There is level 1 evidence (from 1 RCT) (Warden et al. 2001) that short-term (6 weeks) ultrasound is not effective for treating bone loss after SCI.

There is level 2 evidence (from 1 non-randomized prospective controlled trial) (Shields et al. 2006a) that ES reduced the decline in BMD in the leg.

There is level 2 evidence (from 1 non-randomized prospective controlled trial) (Eser et al. 2003) that FES cycling did not improve or maintain bone at the tibial midshaft in the acute phase.

There is level 4 evidence (from 1 pre-post study) (Giangregorio et al. 2005) that walking and level 1 evidence (from 1 RCT) (Ben et al. 2005) that standing in the acute phase did not differ from immobilization for bone mass decline at the tibia.

There is level 4 evidence (from 1 pre-post study) (Astorino et al. 2013) that activity-based training 2-3 hours/day for a minimum of 2 days a week for 6 months increased spine BMD.

There is level 2 evidence (from 1 prospective controlled trial) (Bélanger et al. 2000) that electrical stimulation either increased or maintained BMD over the stimulated areas.

There is level 4 evidence (from 1 pre-post study) (Melchiorri et al. 2007) that vibration training did not improve or maintain BMC in the arms.

There is level 4 evidence (Mohr et al.1997; Chen et al. 2005Frotzler et al. 2008) that FES cycle ergometry increased regional lower extremity BMD over areas stimulated.

There is inconclusive evidence for Reciprocating Gait Orthosis, long leg braces, passive standing or self-reported physical activity as a treatment for low bone mass.

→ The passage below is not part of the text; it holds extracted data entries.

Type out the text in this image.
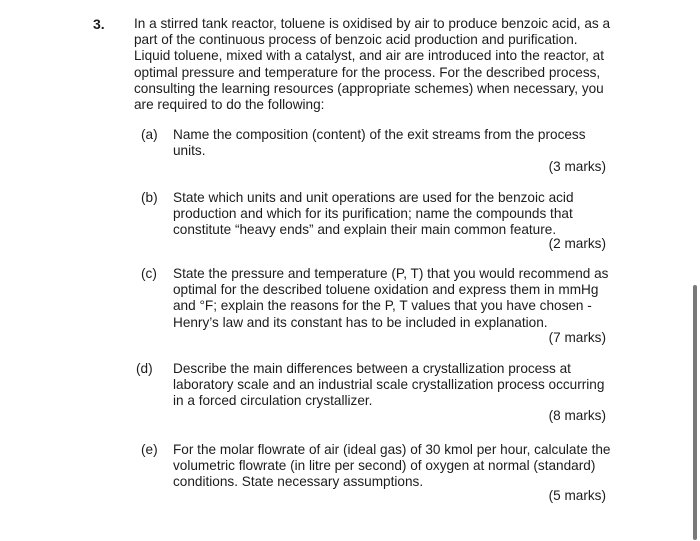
3. In a stirred tank reactor, toluene is oxidised by air to produce benzoic acid, as a part of the continuous process of benzoic acid production and purification. Liquid toluene, mixed with a catalyst, and air are introduced into the reactor, at optimal pressure and temperature for the process. For the described process, consulting the learning resources (appropriate schemes) when necessary, you are required to do the following:
(a) Name the composition (content) of the exit streams from the process units.
(3 marks)
(b) State which units and unit operations are used for the benzoic acid production and which for its purification; name the compounds that constitute “heavy ends” and explain their main common feature.
(2 marks)
(c) State the pressure and temperature (P, T) that you would recommend as optimal for the described toluene oxidation and express them in mmHg and °F; explain the reasons for the P, T values that you have chosen - Henry’s law and its constant has to be included in explanation.
(7 marks)
(d) Describe the main differences between a crystallization process at laboratory scale and an industrial scale crystallization process occurring in a forced circulation crystallizer.
(8 marks)
(e) For the molar flowrate of air (ideal gas) of 30 kmol per hour, calculate the volumetric flowrate (in litre per second) of oxygen at normal (standard) conditions. State necessary assumptions.
(5 marks)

There is level 4 evidence for quadriceps activation in stance with 150% body weight compressive load to increase BMD.

There is no evidence to support physical activity as a treatment for low bone mass after SCI.

There is no evidence to support concurrent treatment of low bone mass with teriparatide and body-weight supported treadmill training.

There is Level 4 evidence (Chen et al. 2001; Mechanick et al. 2006) to support the use of calcitriol-pamidronate therapy to reduce bone resorption in acute SCI.